Damn the man. She immediately tried to put space between them by turning her back on him and crossing her arms over her chest. “Go away, Bellamy.”
He ignored her as usual.
“Do you realize you have the most beautiful neck? These little curls back here are very fetching, indeed. They are like little gates guarding the treasure beneath.”
“Oh, please!” Lisbeth rolled her eyes but his whispered words and hot breath had sent sparks down her spine. Confused, she went to turn towards him to give him a good push in the chest, so she could storm out, but the warm cliff was in her way.
“Shh!” he said, stopping her. “Why don’t you try being quiet for a change.” He turned her back around towards the desk and for some unfathomable reason she let him.
He leaned in close behind her and spoke into her ear again.
“You put both of us in a devilish position when you scamper off to play treasure hunt.” His voice was deep and seemed to vibrate through her whole body in quite an unexpectedly pleasant way.
“Especially, in the middle of a ball containing over a hundred people. All of whom are waiting for you to do something… Raven-ish. Disappearing was not wise.”
She closed her eyes for a moment as sensation tingled from her toes right to the top of her head.
She wanted to tell him to go to the devil, to leave her be, that she had changed her mind and would find some other way to find her husband’s killer.
Although she knew there was no other way.
All her nerves were singing, trying to tell her danger was near but her traitorous legs were frozen to the spot as his fingers caressed her bare neck and shoulders and her voice caught in her throat.
“Perhaps we should return then,” she finally choked out, her voice just above a whisper.

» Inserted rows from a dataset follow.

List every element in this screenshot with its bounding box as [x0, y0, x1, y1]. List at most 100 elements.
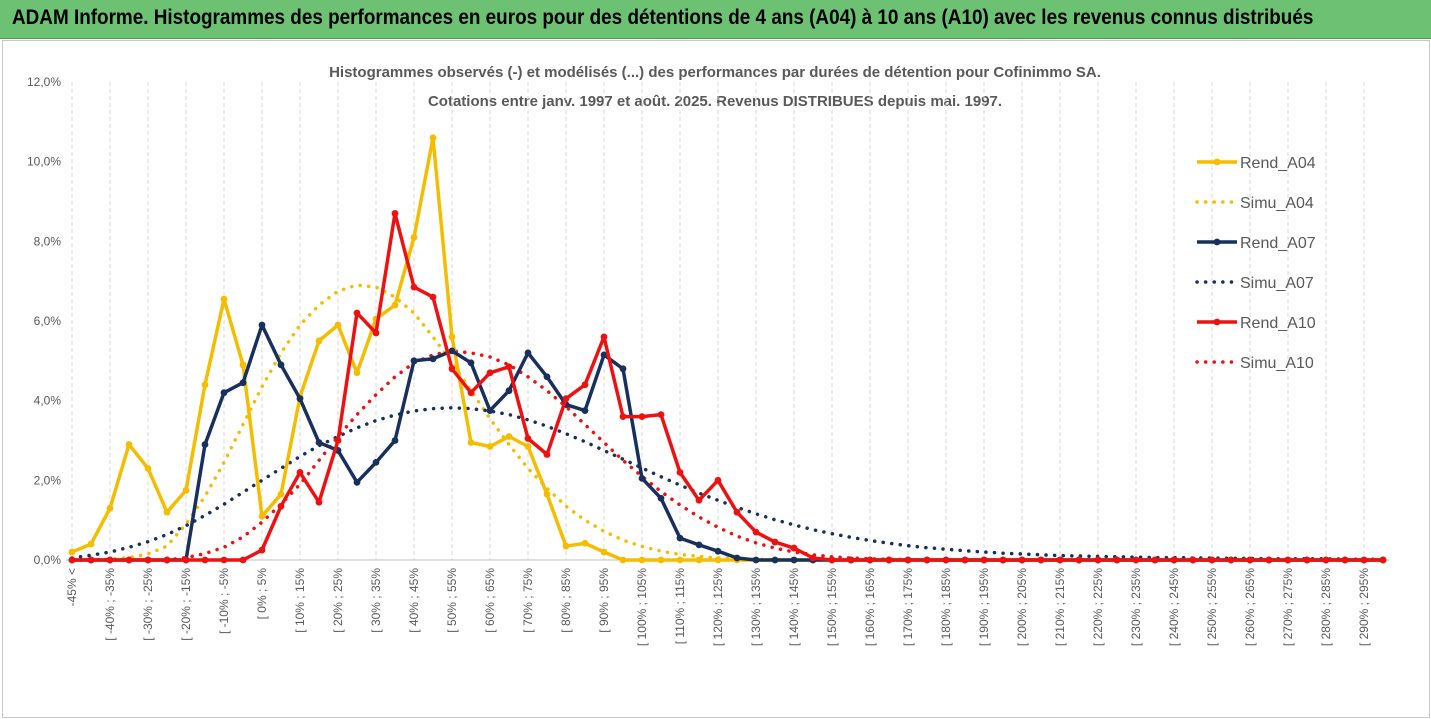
data-point: [524, 435, 532, 442]
data-point: [353, 478, 361, 486]
data-point: [600, 351, 608, 359]
data-point: [87, 556, 95, 564]
x-tick-label: [ 220% ; 225%: [1091, 568, 1105, 646]
data-point: [125, 556, 133, 564]
data-point: [752, 556, 760, 564]
series-rend-a07: [68, 321, 1387, 564]
data-point: [619, 556, 627, 564]
data-point: [980, 556, 988, 564]
x-tick-label: [ 270% ; 275%: [1281, 568, 1295, 646]
data-point: [1360, 556, 1368, 564]
x-tick-label: [ 20% ; 25%: [331, 568, 345, 633]
data-point: [752, 528, 760, 536]
data-point: [638, 556, 646, 564]
data-point: [277, 361, 285, 369]
data-point: [106, 504, 114, 512]
data-point: [866, 556, 874, 564]
data-point: [714, 547, 722, 555]
data-point: [676, 556, 684, 564]
data-point: [790, 544, 798, 552]
legend-label: Rend_A07: [1240, 235, 1316, 252]
data-point: [410, 283, 418, 291]
data-point: [638, 413, 646, 420]
data-point: [809, 554, 817, 562]
data-point: [296, 468, 304, 476]
data-point: [619, 365, 627, 373]
data-point: [676, 534, 684, 542]
data-point: [87, 540, 95, 548]
legend-item: Rend_A10: [1197, 315, 1316, 332]
series-line: [70, 406, 1385, 561]
data-point: [638, 474, 646, 482]
data-point: [144, 464, 152, 472]
data-point: [277, 490, 285, 498]
data-point: [1094, 556, 1102, 564]
data-point: [1189, 556, 1197, 564]
x-tick-label: [ 170% ; 175%: [901, 568, 915, 646]
data-point: [1379, 556, 1387, 564]
x-tick-label: [ 290% ; 295%: [1357, 568, 1371, 646]
data-point: [182, 486, 190, 494]
data-point: [1151, 556, 1159, 564]
data-point: [771, 538, 779, 546]
data-point: [201, 441, 209, 448]
data-point: [372, 459, 380, 466]
data-point: [923, 556, 931, 564]
series-simu-a07: [70, 406, 1385, 561]
data-point: [68, 548, 76, 556]
data-point: [1265, 556, 1273, 564]
data-point: [353, 309, 361, 317]
data-point: [391, 437, 399, 444]
x-tick-label: [ 150% ; 155%: [825, 568, 839, 646]
data-point: [277, 502, 285, 510]
data-point: [600, 333, 608, 341]
legend-label: Rend_A04: [1240, 155, 1316, 172]
data-point: [714, 556, 722, 564]
legend-item: Simu_A07: [1195, 275, 1314, 292]
data-point: [1113, 556, 1121, 564]
chart-subtitle: Cotations entre janv. 1997 et août. 2025…: [428, 93, 1002, 110]
data-point: [581, 539, 589, 547]
series-line: [72, 323, 1383, 562]
data-point: [828, 556, 836, 564]
legend-marker: [1213, 238, 1221, 246]
data-point: [505, 387, 513, 395]
x-tick-label: [ 280% ; 285%: [1319, 568, 1333, 646]
x-tick-label: [ -30% ; -25%: [141, 568, 155, 641]
data-point: [657, 411, 665, 419]
data-point: [448, 333, 456, 341]
x-tick-label: [ 80% ; 85%: [559, 568, 573, 633]
data-point: [619, 413, 627, 420]
data-point: [429, 134, 437, 142]
legend-marker: [1213, 158, 1221, 166]
data-point: [239, 361, 247, 369]
data-point: [334, 321, 342, 329]
data-point: [733, 554, 741, 562]
data-point: [182, 556, 190, 564]
data-point: [524, 349, 532, 357]
y-tick-label: 10,0%: [27, 155, 61, 169]
legend-label: Simu_A04: [1240, 195, 1314, 212]
x-axis: -45% < [ -40% ; -35% [ -30% ; -25% [ -20% ;…: [65, 559, 1389, 646]
data-point: [1322, 556, 1330, 564]
x-tick-label: [ 130% ; 135%: [749, 568, 763, 646]
data-point: [391, 301, 399, 309]
legend-item: Simu_A10: [1195, 355, 1314, 372]
x-tick-label: [ 200% ; 205%: [1015, 568, 1029, 646]
data-point: [543, 373, 551, 381]
series-rend-a10: [68, 210, 1387, 564]
data-point: [657, 494, 665, 502]
x-tick-label: [ 180% ; 185%: [939, 568, 953, 646]
data-point: [999, 556, 1007, 564]
y-tick-label: 2,0%: [34, 473, 62, 487]
data-point: [1303, 556, 1311, 564]
data-point: [771, 556, 779, 564]
x-tick-label: [ 70% ; 75%: [521, 568, 535, 633]
page-title: ADAM Informe. Histogrammes des performan…: [12, 6, 1314, 29]
y-tick-label: 4,0%: [34, 394, 62, 408]
data-point: [144, 556, 152, 564]
data-point: [258, 321, 266, 329]
data-point: [1246, 556, 1254, 564]
data-point: [562, 542, 570, 550]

“Perhaps you should just tell me what it is you are looking for?”
Lisbeth, still facing away from him, placed her hands on the large mahogany desk, as her legs wobbled. She could not tell him. He wasn’t a man who could be trusted, yet she would have to tell him something.
“I thought I had lost my ear bob.” Willing her legs not to desert her, she focused on the ghastly deer head mounted on the wall.
“On the floor, in Wainwright’s study?”
She looked sharply over her shoulder at him. “No, Bellamy, in the Tower of London. Of course, here, you lack-wit.”
He smiled as one of his fingers tugged on one of her curls. She was seriously starting to think he actually liked her to call him names. She looked helplessly at her reticule on the far end of the large desk.
“All right, Countess, why were you in here in the first place?” He was tracing the edge of the back of her gown where it dipped low.
She shivered again and hoped to God he did not notice. “I was looking for the withdrawing room and I got… lost. I was about to return when I realized my earring was gone.”
“How unfortunate. Let me help you find it. My eyesight is exceptional.”
Tiny sparks of awareness erupted all over her body. She panicked, felt hemmed in by the desk, her lie, and his body. “No, it really doesn’t matter. Let’s return to the ball.”